There is a fourth part as well, and it starts with this Wall Street Syndrome. The fact is that the stock market and its various forms are no longer a means of investing but instead have become the biggest casino on Earth. It’s gambling, not investing. If the profits from the company this quarter aren’t as large as expected (instead of merely present), the stock value goes down. People even wager on that and ‘borrow’ stock they haven’t got to sell at top prices as they expect to cover those sales once the value drops. Almost 2/3 of “investing” these days is really speculation, and not based on any solid financial standing of any given company. The whole system needs a drastic overhaul, with much of the current accepted practices outlawed. This would stabilize the economy as nothing else could, and begin to change the economic mindset from constant demand of ever greater quarterly payouts to long-term consistency and planning.

From there we go to spreading that idea across the whole of society. Not just economically, but holistically. We should realize that the first industries hardest hit by the irrational social effects of this truly insignificant viral outbreak are the ones that need to be re-examined for their sustainability or indeed actual need. (See my earlier piece on a Sustainable Society).

None of this will happen, of course, as the virus is no place near as bad as the hyperbole makes it out to be. So far the world-wide infection rate has been less than 1/100,000 of the population and the unlucky few who have contracted it have a 98% chance of survival. By contrast, influenza which can largely be avoided by vaccine still manages to kill about 300,000 people per year. In more localized statistics, places like Italy and Iran are much worse off and you have to then consider what underlying differences there are to make their infection and death rates so much higher than the ‘norm’.

Once coronavirus is out of the news by dint of its lackluster staying power or is pushed aside by the start of World War III or something everyone will go back to business as usual and we’ll still have the same major problems we had before this insignificant one came along and got promoted as the new Black Death by an ignorant, nay stupid populace. COVID-19 is no place near as dangerous as the idiotic behaviour it has triggered.
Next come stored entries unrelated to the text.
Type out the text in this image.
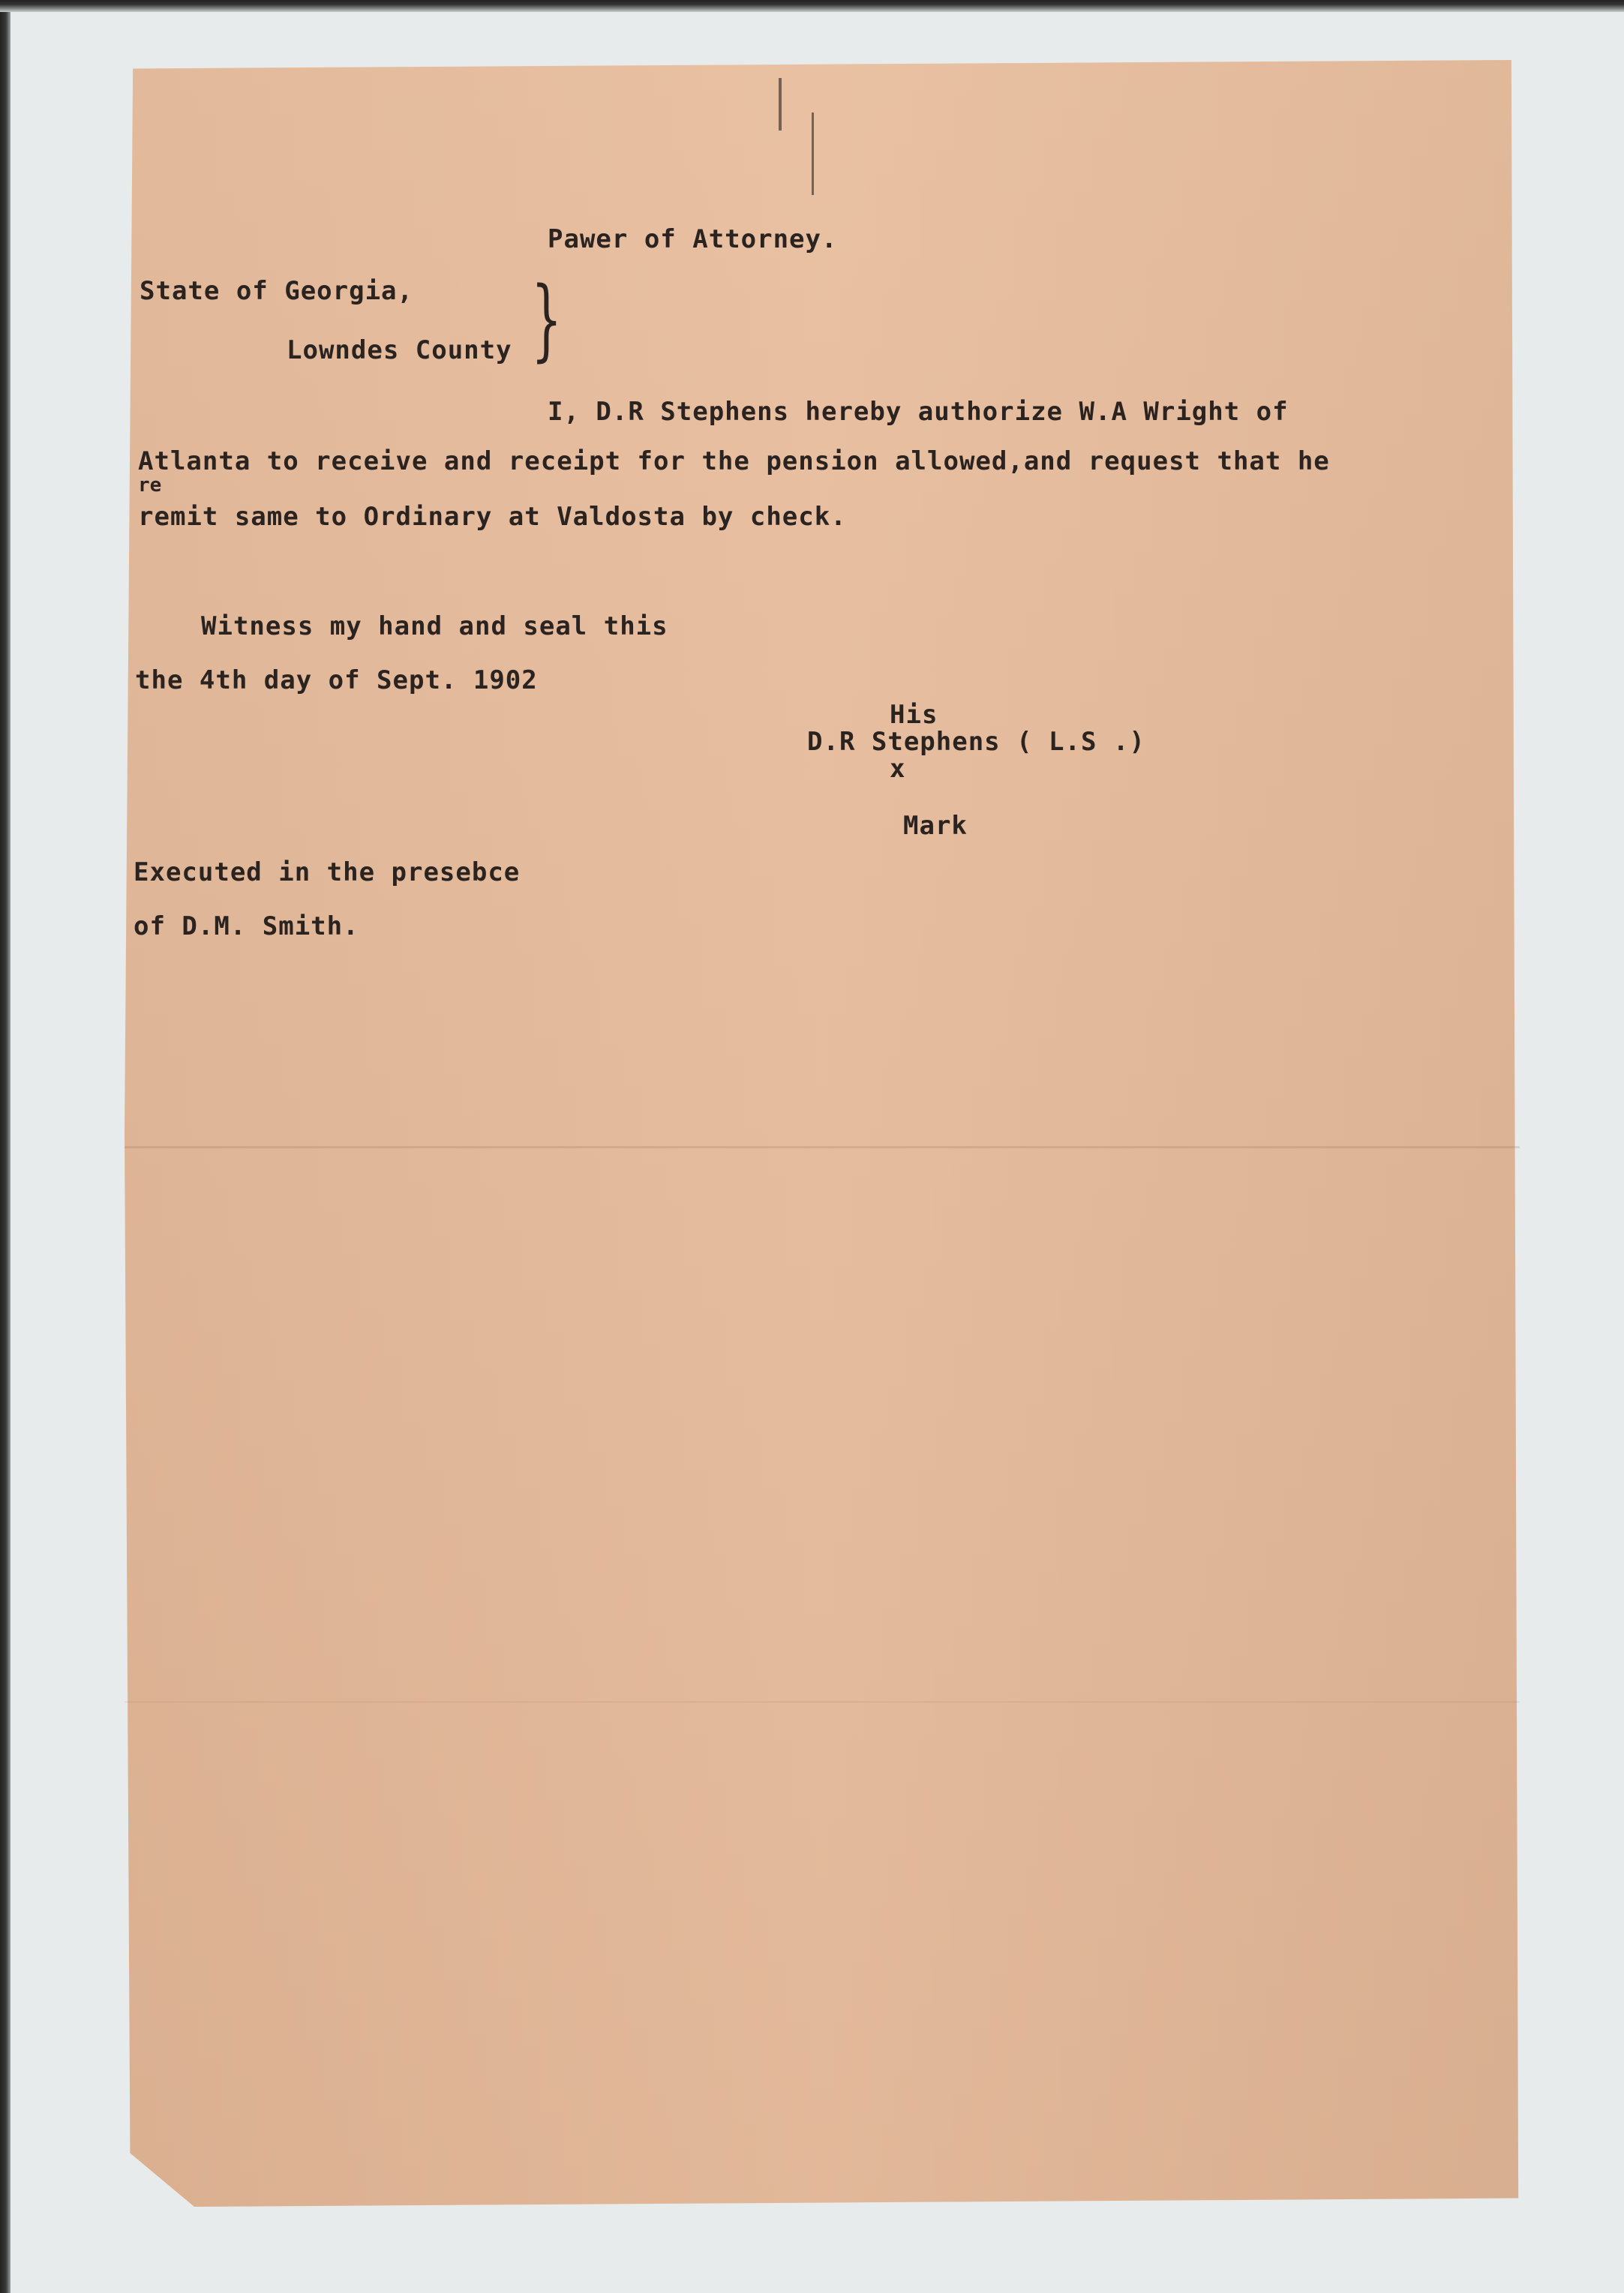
Pawer of Attorney.
State of Georgia,
Lowndes County }
I, D.R Stephens hereby authorize W.A Wright of
Atlanta to receive and receipt for the pension allowed,and request that he
re
remit same to Ordinary at Valdosta by check.
Witness my hand and seal this
the 4th day of Sept. 1902
His
D.R Stephens ( L.S .)
x
Mark
Executed in the presebce
of D.M. Smith.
Addendum: the amount of utter nonsense I’ve been reading about this and other viruses of late makes me wish it was going to wipe out half the population. Preferably the stupid half. Even when you explain the reality of it, people steadfastly refuse to believe the truth no matter how well-documented the facts or what qualifications the conveyor has. It’s like they have a built-in need to be wrong, or to be scared by something. It’s like with a zombie invasion; you can’t convince them that is impossible either. It is for that reason that I am not uttering one word about my own legitimacy in presenting this essay as factual, because no one would accept any. I can be just as trustworthy as anyone else spewing nonsense on the Internet.

Except in this instance it’s not nonsense.

What’s that phrase they always use? Oh yes: “do your research!” *LOL*

Or to paraphrase Pogo (Walt Kelly): We have met the enemy, and it is us.